How are secondary instances started - via the Boss or does the primary
instance fork them?  What happens if the primary instance stops and is
restarted - how does the Boss know not to start up other secondary
instances? etc.

> 2) Provide any instance with its own name; possibly auto-generated 
> (Auth1, Auth2, Auth3), but maybe even configurable. So instead of 
> running 'Auth' (or any module) multi-process, you'd actually
> configure multiple modules, that happen to be the same binary. This
> would require more work; we'd have to modify the basic code so that
> modules get told what their names are, and figure out how to handle
> and respond to naming conflicts.

We could pass the process number through the command line - just start
a counter in Boss and increment it for every process started.  It will
guarantee unique names for every process in each run of BIND 10.

> It would also require more configuration activity to run them. But
> one could then configure 2 Auths to do very different things.

I would be wary of this.  Multiple Auths are there to improve
concurrency - having different configurations would be a can of worms.
 For example, as they will all read from the same socket, it will be
an accident of timing that causes a specific instance to read a
particular query, giving essentially random behaviour in the responses.

> 3) Do some form of reference counting.

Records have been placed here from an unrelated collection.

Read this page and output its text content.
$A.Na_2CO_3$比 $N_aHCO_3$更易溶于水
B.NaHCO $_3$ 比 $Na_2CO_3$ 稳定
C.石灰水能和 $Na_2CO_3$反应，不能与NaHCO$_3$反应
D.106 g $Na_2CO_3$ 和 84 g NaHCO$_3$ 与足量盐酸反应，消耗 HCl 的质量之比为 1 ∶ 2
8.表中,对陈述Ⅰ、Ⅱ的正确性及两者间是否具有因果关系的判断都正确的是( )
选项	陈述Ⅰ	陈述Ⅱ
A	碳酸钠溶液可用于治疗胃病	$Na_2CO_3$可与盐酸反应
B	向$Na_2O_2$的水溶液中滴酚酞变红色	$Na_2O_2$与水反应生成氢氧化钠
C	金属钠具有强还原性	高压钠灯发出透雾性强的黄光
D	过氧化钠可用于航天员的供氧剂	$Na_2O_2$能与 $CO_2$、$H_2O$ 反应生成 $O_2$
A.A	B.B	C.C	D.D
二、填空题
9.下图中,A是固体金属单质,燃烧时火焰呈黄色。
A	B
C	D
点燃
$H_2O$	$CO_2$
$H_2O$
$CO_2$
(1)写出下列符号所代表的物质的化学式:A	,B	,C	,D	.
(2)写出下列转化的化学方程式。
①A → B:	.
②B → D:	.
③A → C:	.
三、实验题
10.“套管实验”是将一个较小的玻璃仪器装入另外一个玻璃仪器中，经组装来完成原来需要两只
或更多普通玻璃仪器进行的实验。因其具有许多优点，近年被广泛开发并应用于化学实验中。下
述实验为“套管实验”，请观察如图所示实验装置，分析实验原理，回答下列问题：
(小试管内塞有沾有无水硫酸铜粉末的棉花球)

If X modules of type Y
> start up, there should be X messages to that effect, and when they
> close, and the number does not drop to 0, it should still be
> considered an active module. This has the advantage of 'hiding'
> extra instances, but we'd need to make the messaging much more
> robust. Currently, if a module simply gets killed, it wouldn't send
> a 'stopping' message. We can make Boss respond to process deaths in
> this sense, but Boss is not necessarily aware of every module (you
> can still start them by hand). So the only reliable way would be on
> the level of the messaging system (msgq does notice when clients
> disconnect, and I assume so would any msgq replacement), but
> especially right now, msgq operates on an abstraction level below
> 'modules', so putting in module-level communication there seems
> like a break in abstraction (i think there would be nice ways
> around it btw, but haven't really thought about it much).

I don't like the idea of hiding the extra processes, I think that will
lead to complications in the future.  Instead I propose that we
clearly separate the concept of modules and processes. From the user
point of view the system comprises different modules and they interact
with modules the same way they do now.  Internally, the system
associated a number of processes with each module, and translates
module actions to actions on all related processes.

In the case above, the Boss process will need to hold the concept of
modules. Ignoring processes started by hand, Boss would start "n"
instances of Auth, each with its own name, and keep track of each
process.  If an Auth process dies, it starts another with a different
unique number.  If the user raises the number of Auth processes
required, Boss will need to start additional ones; if they lower it,
Boss will need to stop some.

At present, user interaction is at the module level, but we may want
to extend this to the process level, e.g.

Auth shutdown [n]

Without the argument, the command shuts down all Auth processes; with
the argument it shuts down only Auth process "n".

Stephen